Adair’s comprehensive and concise advocacy text is for lawyers from first year of practice to thirty. As one colleague has said: Get this book if you are a trial lawyer.
- Fundamentals of Trial Techniques: Canadian Edition (2nd, 2001), by Thomas Mauet, Donald Casswell, and Gordon Macdonald
I still have my first Canadian edition – dog eared and pages falling out – in my briefcase. Ensure you get the Canadian edition of the Fundamentals of Trial Techniques, which is based on the format of Mauet’s U.S. legal text, and very nicely embraces Canadian trials within the universal trial advocacy concepts.
This legal text sets out a step by step process for every requirement of a trial, specifically addressing opening statements, direct examination, entering exhibits, cross-examination and impeachment, and the closing address. Fundamentals of Trial Techniques will provide appropriate guidance for a trial lawyer to develop a winning case theory, and present their case as a story – powerfully and persuasively – through all phases of trial.

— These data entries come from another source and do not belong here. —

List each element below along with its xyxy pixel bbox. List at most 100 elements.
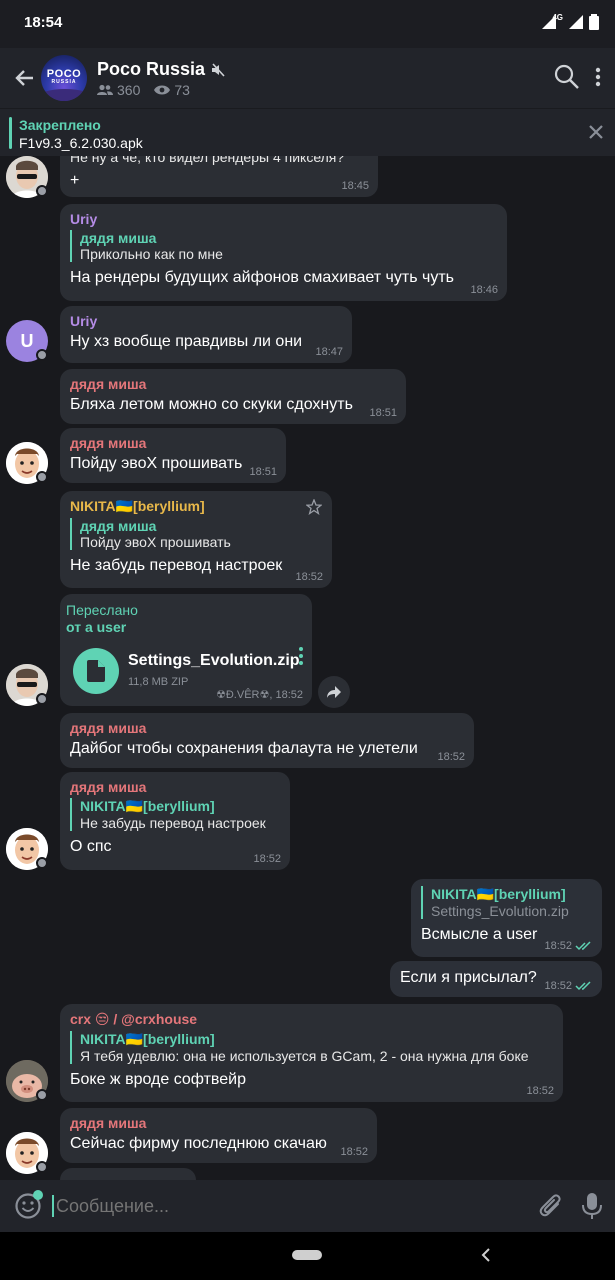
system-nav-bar (0, 1232, 615, 1280)
members-value: 360 (117, 82, 141, 98)
message-time: 18:52 (544, 980, 572, 992)
message-bubble[interactable]: NIKITA🇺🇦[beryllium] дядя миша Пойду эвоХ… (60, 491, 332, 588)
message-text: + (70, 172, 80, 189)
sender-name: дядя миша (70, 779, 147, 795)
message-text: На рендеры будущих айфонов смахивает чут… (70, 269, 454, 286)
forward-label: Переслано (66, 602, 138, 618)
outgoing-message-bubble[interactable]: NIKITA🇺🇦[beryllium] Settings_Evolution.z… (411, 879, 602, 957)
reply-quote[interactable]: NIKITA🇺🇦[beryllium] Не забудь перевод на… (70, 798, 280, 831)
message-time: 18:52 (526, 1085, 554, 1097)
pinned-message[interactable]: Закреплено F1v9.3_6.2.030.apk (0, 108, 615, 156)
reply-quote[interactable]: дядя миша Пойду эвоХ прошивать (70, 518, 322, 550)
reply-name: дядя миша (80, 518, 157, 534)
double-check-icon (575, 941, 591, 951)
message-text: Ну хз вообще правдивы ли они (70, 333, 303, 350)
sender-name: Uriy (70, 211, 98, 227)
reply-text: Прикольно как по мне (80, 246, 223, 262)
avatar-logo: POCO RUSSIA (41, 68, 87, 85)
group-title[interactable]: Poco Russia (97, 59, 225, 80)
online-badge (36, 349, 48, 361)
search-icon[interactable] (553, 63, 581, 91)
home-pill[interactable] (292, 1250, 322, 1260)
status-bar: 18:54 4G (0, 0, 615, 48)
online-badge (36, 857, 48, 869)
share-button[interactable] (318, 676, 350, 708)
reply-name: NIKITA🇺🇦[beryllium] (80, 1031, 215, 1047)
sender-name: Uriy (70, 313, 98, 329)
online-badge (36, 693, 48, 705)
group-avatar[interactable]: POCO RUSSIA (41, 55, 87, 101)
sender-name: дядя миша (70, 720, 147, 736)
message-text: Боке ж вроде софтвейр (70, 1071, 246, 1088)
message-status: 18:52 (544, 980, 593, 992)
eye-icon (154, 85, 171, 95)
reply-quote[interactable]: NIKITA🇺🇦[beryllium] Я тебя удевлю: она н… (70, 1031, 553, 1064)
message-time: 18:52 (340, 1146, 368, 1158)
sender-name: crx 😒 / @crxhouse (70, 1011, 198, 1027)
file-message-bubble[interactable]: Переслано от a user Settings_Evolution.z… (60, 594, 312, 706)
reply-text: Я тебя удевлю: она не используется в GCa… (80, 1048, 529, 1064)
text-cursor (52, 1195, 54, 1217)
network-type: 4G (552, 12, 563, 22)
message-bubble[interactable]: дядя миша NIKITA🇺🇦[beryllium] Не забудь … (60, 772, 290, 870)
sender-name: дядя миша (70, 376, 147, 392)
chat-area[interactable]: Не ну а че, кто видел рендеры 4 пикселя?… (0, 156, 615, 1180)
message-bubble[interactable]: Не ну а че, кто видел рендеры 4 пикселя?… (60, 156, 378, 197)
message-bubble[interactable]: Uriy дядя миша Прикольно как по мне На р… (60, 204, 507, 301)
message-time: 18:47 (315, 346, 343, 358)
message-time: 18:52 (295, 571, 323, 583)
message-input[interactable] (56, 1196, 516, 1217)
attach-icon[interactable] (538, 1192, 564, 1220)
group-title-text: Poco Russia (97, 59, 206, 79)
reply-name: NIKITA🇺🇦[beryllium] (80, 798, 215, 814)
message-bubble-partial[interactable] (60, 1168, 196, 1180)
close-icon[interactable] (586, 122, 606, 142)
online-badge (36, 185, 48, 197)
message-bubble[interactable]: дядя миша Сейчас фирму последнюю скачаю … (60, 1108, 377, 1163)
file-name: Settings_Evolution.zip (128, 652, 300, 669)
sender-name: NIKITA🇺🇦[beryllium] (70, 498, 205, 514)
forward-from[interactable]: от a user (66, 619, 126, 635)
nav-back-icon[interactable] (478, 1246, 494, 1264)
online-value: 73 (174, 82, 190, 98)
outgoing-message-bubble[interactable]: Если я присылал? 18:52 (390, 961, 602, 997)
message-text: Дайбог чтобы сохранения фалаута не улете… (70, 740, 418, 757)
message-input-bar (0, 1180, 615, 1232)
avatar-hills (41, 89, 87, 101)
signature-text: ☢Đ.VÊR☢, (216, 689, 273, 701)
double-check-icon (575, 981, 591, 991)
mic-icon[interactable] (580, 1192, 604, 1220)
more-menu-button[interactable] (588, 63, 608, 91)
message-bubble[interactable]: дядя миша Бляха летом можно со скуки сдо… (60, 369, 406, 424)
members-count: 360 (97, 82, 140, 98)
back-button[interactable] (8, 62, 40, 94)
group-meta: 360 73 (97, 82, 190, 98)
reply-quote[interactable]: NIKITA🇺🇦[beryllium] Settings_Evolution.z… (421, 886, 592, 919)
message-bubble[interactable]: crx 😒 / @crxhouse NIKITA🇺🇦[beryllium] Я … (60, 1004, 563, 1102)
message-bubble[interactable]: дядя миша Дайбог чтобы сохранения фалаут… (60, 713, 474, 768)
chat-header: POCO RUSSIA Poco Russia 360 73 (0, 48, 615, 108)
avatar-letter: U (20, 330, 34, 351)
file-download-button[interactable] (73, 648, 119, 694)
members-icon (97, 84, 113, 95)
message-status: 18:52 (544, 940, 593, 952)
message-text: Пойду эвоХ прошивать (70, 455, 243, 472)
message-bubble[interactable]: Uriy Ну хз вообще правдивы ли они 18:47 (60, 306, 352, 363)
pinned-bar (9, 117, 12, 149)
sender-name: дядя миша (70, 1115, 147, 1131)
online-badge (36, 1089, 48, 1101)
star-icon[interactable] (306, 499, 322, 515)
more-vert-icon (595, 67, 601, 87)
back-arrow-icon (15, 70, 33, 86)
status-time: 18:54 (24, 14, 63, 31)
message-bubble[interactable]: дядя миша Пойду эвоХ прошивать 18:51 (60, 428, 286, 483)
signal2-icon (569, 15, 583, 29)
more-vert-icon[interactable] (298, 646, 304, 666)
reply-quote[interactable]: дядя миша Прикольно как по мне (70, 230, 497, 262)
message-text: О спс (70, 838, 112, 855)
message-time: 18:52 (437, 751, 465, 763)
reply-text: Settings_Evolution.zip (431, 903, 569, 919)
reply-text: Не забудь перевод настроек (80, 815, 266, 831)
message-time: 18:52 (275, 689, 303, 701)
online-badge (36, 471, 48, 483)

This is one of the best advocacy texts for junior to intermediate trial lawyers, teaching and providing guidance with an emphasis on examples.
- The Law of Evidence in Canada (4th, 2014), by John Sopinka, Sidney Lederman and Alan Bryant
I recommend this text to all lawyers, whether they are a trial lawyer or not. Although there are a number of evidence texts and/or e-services you may wish to utilize,[9] this is generally considered the seminal work with respect to Canadian evidence law. Sopinka’s Law of Evidence should be available to you at all times in your practice, but in particular must be with you at trial to address evidentiary issues that may arise at any time in this complex and ever changing area of the law.
With these four legal texts, you will be positioned to be more confident and effective at trial. These texts will guide, teach and train the novice and intermediate trial lawyer, and support even the most experienced litigator.
I am confident that these legal texts will become important resources for you that will be consulted time and again over the years, in trial after trial. Good luck.
Eric Sigurdson
Endnotes:
[1] Ryan Wozniak, “Preserving the art of advocacy: Why we need to change how we practice law”, Advocates Journal, September 2013, p. 19.
[2] Robert Burns, Advocacy in the Era of the Vanishing Trial, Kansas Law Review, Vol. 61, Number 4, April 2013, p. 893.
[3] Jeffrey S. Leon, Rethinking how we Litigate to ensure we continue to Litigate.
[4] Committee on the Future of Civil Trial, The ‘Vanishing Trial’: The College, the Profession, the Civil Justice System, American College of Trial Lawyers, October 2004, p. 22-23.
[5] Committee on the Future of Civil Trial, The ‘Vanishing Trial’: The College, the Profession, the Civil Justice System, American College of Trial Lawyers, October 2004, p. 24-25.
[6] Pozner and Dodd, Cross-Examination: Science and Techniques (2nd ed., 2004).
[7] I would note that from my perspective, historically trial lawyers have always sought to gain some favourable testimony from their opponents during some part of a cross-examination. However, Pozner and Dodd’s approach or philosophy – to the extent possible in any particular case – is to always look to expose and develop the evidence (the truth of the case in line with the advocate’s trial theory and themes) through cross-examination at every opportunity, and not simply wait for their own friendly witnesses during direct examinations.
[8] Geoffrey D. E. Adair, On Trial: Advocacy Skills, Law, and Practice (1992).
[9] see Paciocco’s Law of Evidence (7th ed., 2015); and for strictly criminal law, see the authoritative classic McWilliams’ Canadian Criminal Evidence (5th ed., 2013).